Named Sportswriter of the Year in the state of Illinois a remarkable 19 times, Bob Verdi honed his skills during the six team era. In addition to writing or contributing to six books about Blackhawks players and teams, Verdi also spent three decades as a full time writer at the Chicago Tribune. After years as a beat writer covering the Blackhawks, Verdi became a columnist at the Tribune, and continued to delight sports fans everywhere. A native of Brooklyn and a graduate of Lake Forest College, the Blackhawks named Verdi official team historian in 2010.
The person after whom the award is named receives less recognition than his broadcast award counterpart, Foster Hewitt.
Elmer Ferguson is a legendary figure himself.
Ferguson (February 25, 1885 – April 26, 1972) was a Canadian sports journalist. Born in Charlottetown, Ferguson moved to Montreal in 1910 and became the sports editor of the old Montreal Herald in 1913. Ferguson was one of the most respected and prominent columnists of his time.

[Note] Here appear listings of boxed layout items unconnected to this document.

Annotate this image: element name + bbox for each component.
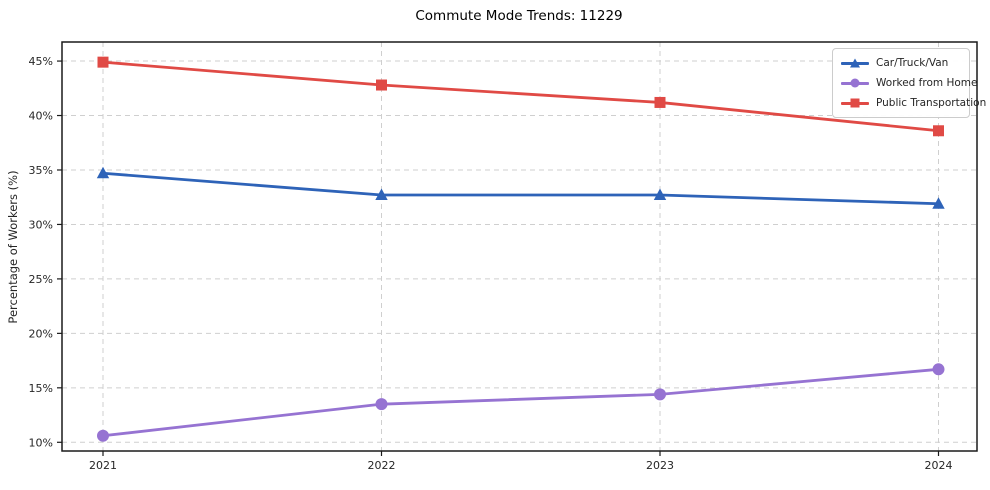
square-marker: [933, 125, 944, 137]
legend-swatch: [841, 77, 869, 90]
legend-swatch: [841, 57, 869, 70]
legend-swatch: [841, 97, 869, 110]
plot-border: [61, 41, 978, 452]
y-tick-label: 30%: [29, 218, 53, 231]
x-tick-label: 2022: [368, 459, 396, 472]
legend-entry-public-transportation: Public Transportation: [841, 96, 986, 110]
y-tick-label: 45%: [29, 55, 53, 68]
square-marker: [97, 56, 109, 68]
triangle-marker: [653, 188, 667, 201]
circle-marker: [97, 429, 109, 442]
y-tick-label: 20%: [29, 327, 53, 340]
y-tick-label: 35%: [29, 164, 53, 177]
legend-label: Car/Truck/Van: [876, 57, 949, 69]
square-marker: [654, 96, 666, 108]
x-tick-label: 2021: [89, 459, 117, 472]
series-line: [102, 171, 939, 206]
circle-marker: [932, 363, 945, 376]
triangle-marker: [932, 197, 945, 209]
legend-entry-worked-from-home: Worked from Home: [841, 76, 977, 90]
chart-title: Commute Mode Trends: 11229: [415, 8, 623, 24]
legend-label: Public Transportation: [876, 97, 987, 109]
legend-entry-car-truck-van: Car/Truck/Van: [841, 56, 961, 70]
legend: Car/Truck/Van Worked from Home Public Tr…: [832, 48, 986, 118]
series-line: [102, 367, 939, 438]
square-marker-icon: [850, 98, 860, 108]
y-tick-label: 40%: [29, 110, 53, 123]
series-line: [102, 60, 939, 133]
circle-marker: [654, 388, 666, 401]
x-tick-label: 2024: [925, 459, 953, 472]
triangle-marker: [375, 188, 388, 201]
x-tick-label: 2023: [646, 459, 674, 472]
triangle-marker-icon: [850, 58, 860, 68]
circle-marker-icon: [850, 78, 860, 88]
y-tick-label: 25%: [29, 273, 53, 286]
triangle-marker: [96, 166, 110, 179]
y-tick-label: 10%: [29, 436, 53, 449]
legend-label: Worked from Home: [876, 77, 978, 89]
circle-marker: [375, 398, 388, 411]
square-marker: [376, 79, 387, 91]
y-tick-label: 15%: [29, 382, 53, 395]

He became sports editor of the paper in 1913 and soon became a well known sports journalist with his column “The Gist and the Jest of It”. He was sports editor for the paper for 39 years and continued to write columns until the Herald folded in 1957. He continued to write columns for the now gone as well Montreal Star until a few months before his death in 1972.
In addition to his work in the print media, he was also a colour commentator on radio broadcasts for the Montreal Maroons (1933–1938) and the Canadiens (1938–1967), where he was partnered with Hall of Fame broadcasters Doug Smith and Danny Gallivan.
Ferguson was inducted into Canada’s Sports Hall of Fame as a builder in 1968. In 1984, Ferguson was recognized as one of the first Hockey Hall of Fame media honourees. The award that is given out was named the elmer Ferguson Memorial Award in his honour.